KEP-987: Refactor node to re-use sessions. remove raft. #228

isabelsavannah · 2019-01-23T19:41:27Z

The interesting files are

swarm.cpp
node.cpp
session.cpp
node_test_common.hpp
node_test.cpp
session_test.cpp

pretty much everything else is just collateral damage of the interface changes. I also want to make send_message operate by uuid instead of endpoint, but that requires some design thinking and this was too large already.

ebruck

First quick pass.

I don't see how stale sessions are cleaned up.
Holding a strong shared pointer will not allow asio to destroy the session and cleanup.

swarm/main.cpp

node/node.hpp

node/node.cpp

ebruck · 2019-01-28T19:41:30Z

node/node.cpp

+    this->weak_priv_protobuf_handler =
+            [weak_self = weak_from_this()](auto msg, auto session)
+            {
+                auto strong_self = weak_self.lock();


Why a weak ptr?

to break the cyclical reference between session and node. It could be a shared pointer if node were changed to have weak ptrs.

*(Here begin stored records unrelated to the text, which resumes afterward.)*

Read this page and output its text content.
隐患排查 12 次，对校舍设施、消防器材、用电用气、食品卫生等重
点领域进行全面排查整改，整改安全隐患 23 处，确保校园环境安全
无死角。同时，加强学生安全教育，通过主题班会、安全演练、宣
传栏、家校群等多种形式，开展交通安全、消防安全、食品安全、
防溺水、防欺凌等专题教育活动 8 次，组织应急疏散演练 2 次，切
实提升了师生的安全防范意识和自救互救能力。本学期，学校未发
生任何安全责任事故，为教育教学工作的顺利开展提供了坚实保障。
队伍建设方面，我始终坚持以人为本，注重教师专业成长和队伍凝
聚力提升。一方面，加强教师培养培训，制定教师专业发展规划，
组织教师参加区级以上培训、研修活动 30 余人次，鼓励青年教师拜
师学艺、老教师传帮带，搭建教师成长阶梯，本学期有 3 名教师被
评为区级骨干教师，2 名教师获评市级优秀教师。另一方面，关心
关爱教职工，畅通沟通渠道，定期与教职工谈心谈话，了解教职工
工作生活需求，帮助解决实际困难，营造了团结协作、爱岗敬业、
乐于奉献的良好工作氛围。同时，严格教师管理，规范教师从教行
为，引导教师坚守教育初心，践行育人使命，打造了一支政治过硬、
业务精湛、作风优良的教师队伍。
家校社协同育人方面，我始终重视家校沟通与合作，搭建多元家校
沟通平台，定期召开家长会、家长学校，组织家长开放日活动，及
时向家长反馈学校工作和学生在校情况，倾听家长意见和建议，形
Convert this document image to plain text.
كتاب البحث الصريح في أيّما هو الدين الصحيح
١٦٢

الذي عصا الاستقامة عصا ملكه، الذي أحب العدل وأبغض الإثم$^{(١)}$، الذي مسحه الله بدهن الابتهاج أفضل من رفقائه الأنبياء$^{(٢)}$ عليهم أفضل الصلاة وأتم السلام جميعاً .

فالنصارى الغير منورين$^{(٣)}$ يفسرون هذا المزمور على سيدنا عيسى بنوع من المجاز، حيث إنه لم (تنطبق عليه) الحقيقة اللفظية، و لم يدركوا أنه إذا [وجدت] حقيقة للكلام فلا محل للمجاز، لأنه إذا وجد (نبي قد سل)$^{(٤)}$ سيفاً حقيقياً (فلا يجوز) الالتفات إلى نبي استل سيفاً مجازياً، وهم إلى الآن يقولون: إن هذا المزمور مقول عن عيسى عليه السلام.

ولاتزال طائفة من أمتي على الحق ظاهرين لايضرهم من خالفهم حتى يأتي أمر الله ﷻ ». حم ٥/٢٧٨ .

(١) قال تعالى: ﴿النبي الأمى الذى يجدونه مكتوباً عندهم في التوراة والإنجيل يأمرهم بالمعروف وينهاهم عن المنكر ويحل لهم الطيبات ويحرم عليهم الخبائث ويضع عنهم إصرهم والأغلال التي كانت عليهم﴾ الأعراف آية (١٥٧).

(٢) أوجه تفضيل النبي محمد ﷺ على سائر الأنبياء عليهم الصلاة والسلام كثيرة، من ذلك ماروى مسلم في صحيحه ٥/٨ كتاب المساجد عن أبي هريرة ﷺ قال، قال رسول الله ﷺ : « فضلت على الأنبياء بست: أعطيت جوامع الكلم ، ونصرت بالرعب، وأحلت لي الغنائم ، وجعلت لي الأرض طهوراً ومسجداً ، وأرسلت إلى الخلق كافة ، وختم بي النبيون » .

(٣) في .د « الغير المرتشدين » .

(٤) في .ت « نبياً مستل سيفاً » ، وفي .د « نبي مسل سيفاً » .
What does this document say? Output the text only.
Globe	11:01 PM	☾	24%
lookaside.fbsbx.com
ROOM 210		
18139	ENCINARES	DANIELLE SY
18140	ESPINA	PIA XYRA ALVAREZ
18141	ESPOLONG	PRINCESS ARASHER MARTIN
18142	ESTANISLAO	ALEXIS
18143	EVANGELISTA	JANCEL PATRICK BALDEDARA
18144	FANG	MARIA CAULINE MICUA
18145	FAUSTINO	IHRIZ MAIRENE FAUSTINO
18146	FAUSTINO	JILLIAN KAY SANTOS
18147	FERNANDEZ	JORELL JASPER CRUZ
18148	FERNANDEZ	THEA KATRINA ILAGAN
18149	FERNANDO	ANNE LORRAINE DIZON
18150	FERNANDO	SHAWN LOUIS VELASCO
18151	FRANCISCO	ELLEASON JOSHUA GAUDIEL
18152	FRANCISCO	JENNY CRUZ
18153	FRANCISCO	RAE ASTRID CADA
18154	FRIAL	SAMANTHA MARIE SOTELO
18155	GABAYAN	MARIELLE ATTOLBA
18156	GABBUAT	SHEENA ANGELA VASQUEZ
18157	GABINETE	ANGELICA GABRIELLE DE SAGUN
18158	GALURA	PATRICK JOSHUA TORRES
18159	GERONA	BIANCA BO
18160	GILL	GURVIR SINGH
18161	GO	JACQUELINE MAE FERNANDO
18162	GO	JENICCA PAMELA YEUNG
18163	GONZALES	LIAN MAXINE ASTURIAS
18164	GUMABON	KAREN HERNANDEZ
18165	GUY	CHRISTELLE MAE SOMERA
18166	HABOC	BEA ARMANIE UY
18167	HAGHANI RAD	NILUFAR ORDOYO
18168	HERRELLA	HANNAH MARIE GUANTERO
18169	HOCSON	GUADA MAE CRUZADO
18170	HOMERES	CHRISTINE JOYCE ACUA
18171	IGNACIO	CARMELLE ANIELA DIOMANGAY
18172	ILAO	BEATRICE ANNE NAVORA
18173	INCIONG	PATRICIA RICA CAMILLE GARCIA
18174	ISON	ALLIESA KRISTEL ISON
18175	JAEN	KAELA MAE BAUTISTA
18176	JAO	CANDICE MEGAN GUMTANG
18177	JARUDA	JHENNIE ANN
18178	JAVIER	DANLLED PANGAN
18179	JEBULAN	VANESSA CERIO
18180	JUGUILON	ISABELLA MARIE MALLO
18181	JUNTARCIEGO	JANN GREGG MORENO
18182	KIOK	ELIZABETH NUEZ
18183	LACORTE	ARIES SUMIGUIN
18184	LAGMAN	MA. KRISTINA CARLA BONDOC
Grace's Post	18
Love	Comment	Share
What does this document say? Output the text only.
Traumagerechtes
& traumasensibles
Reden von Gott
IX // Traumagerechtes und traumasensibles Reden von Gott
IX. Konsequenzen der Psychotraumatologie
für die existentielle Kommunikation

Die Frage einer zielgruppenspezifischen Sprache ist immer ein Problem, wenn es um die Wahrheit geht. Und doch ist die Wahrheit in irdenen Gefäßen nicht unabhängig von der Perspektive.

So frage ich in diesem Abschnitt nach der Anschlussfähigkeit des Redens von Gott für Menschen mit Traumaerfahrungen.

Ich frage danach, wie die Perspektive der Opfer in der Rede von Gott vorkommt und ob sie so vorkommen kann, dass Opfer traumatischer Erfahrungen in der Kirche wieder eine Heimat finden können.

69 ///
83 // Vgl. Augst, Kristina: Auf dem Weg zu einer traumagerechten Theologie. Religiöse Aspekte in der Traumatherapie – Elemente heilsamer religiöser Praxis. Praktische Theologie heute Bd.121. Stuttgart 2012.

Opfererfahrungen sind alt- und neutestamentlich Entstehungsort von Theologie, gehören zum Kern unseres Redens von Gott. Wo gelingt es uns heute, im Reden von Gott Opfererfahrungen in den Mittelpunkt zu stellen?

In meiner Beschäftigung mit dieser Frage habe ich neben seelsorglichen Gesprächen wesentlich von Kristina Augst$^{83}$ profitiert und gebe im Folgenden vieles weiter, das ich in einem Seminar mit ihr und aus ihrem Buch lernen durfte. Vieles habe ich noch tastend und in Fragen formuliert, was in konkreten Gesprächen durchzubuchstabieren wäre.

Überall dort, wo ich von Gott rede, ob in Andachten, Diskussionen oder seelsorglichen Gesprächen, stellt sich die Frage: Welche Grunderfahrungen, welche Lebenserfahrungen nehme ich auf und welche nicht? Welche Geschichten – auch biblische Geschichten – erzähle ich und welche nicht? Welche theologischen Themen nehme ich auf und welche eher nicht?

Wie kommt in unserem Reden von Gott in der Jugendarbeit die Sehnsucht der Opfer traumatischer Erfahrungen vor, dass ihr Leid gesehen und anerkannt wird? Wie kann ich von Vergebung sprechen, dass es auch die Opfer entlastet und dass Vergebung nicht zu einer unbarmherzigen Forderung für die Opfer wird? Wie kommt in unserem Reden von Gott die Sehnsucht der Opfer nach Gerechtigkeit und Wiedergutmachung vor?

Unless you track the session in node, you will always create a new connection when pbft could of used an existing one.

I don't understand this? We do track the session in node.

ebruck · 2019-01-28T19:49:33Z

node/node.cpp

-        this->chaos->reschedule_message(std::bind(&node::send_message_str, shared_from_this(), std::move(ep_copy), std::move(msg), close_session));
-        return;
-    }
+        std::lock_guard<std::mutex> lock(this->session_map_mutex);


I'd look at a shared lock which allows for reader/writer access.

My thinking is that the lock is never held for long (only looking up a session, or at worst initiating an async operation), so I didn't want to prematurely optimize

node/node.cpp

node/session.hpp

isabelsavannah · 2019-01-28T23:10:46Z

The answer to "how do sessions get cleaned up" is lazily: when node tries to send a message on a session and discovers that it has closed, it replaces the session, which removes the last shared pointer.

The case where it doesn't get cleaned up is where no message is ever sent to that endpoint (say it was a one-off client). This still doesn't leak a file descriptor (the socket times out and closes), but it does leak some memory. Changing it to a weak pointer makes it a bit cleaner, but it doesn't solve the issue: the weak pointer itself won't be removed from node's session map in this case, and it adds overhead on every message send. I think the solution with either kind of pointer is to regularly sweep the map and remove dead sessions; my intent was to delay implementing that because this PR is too large already.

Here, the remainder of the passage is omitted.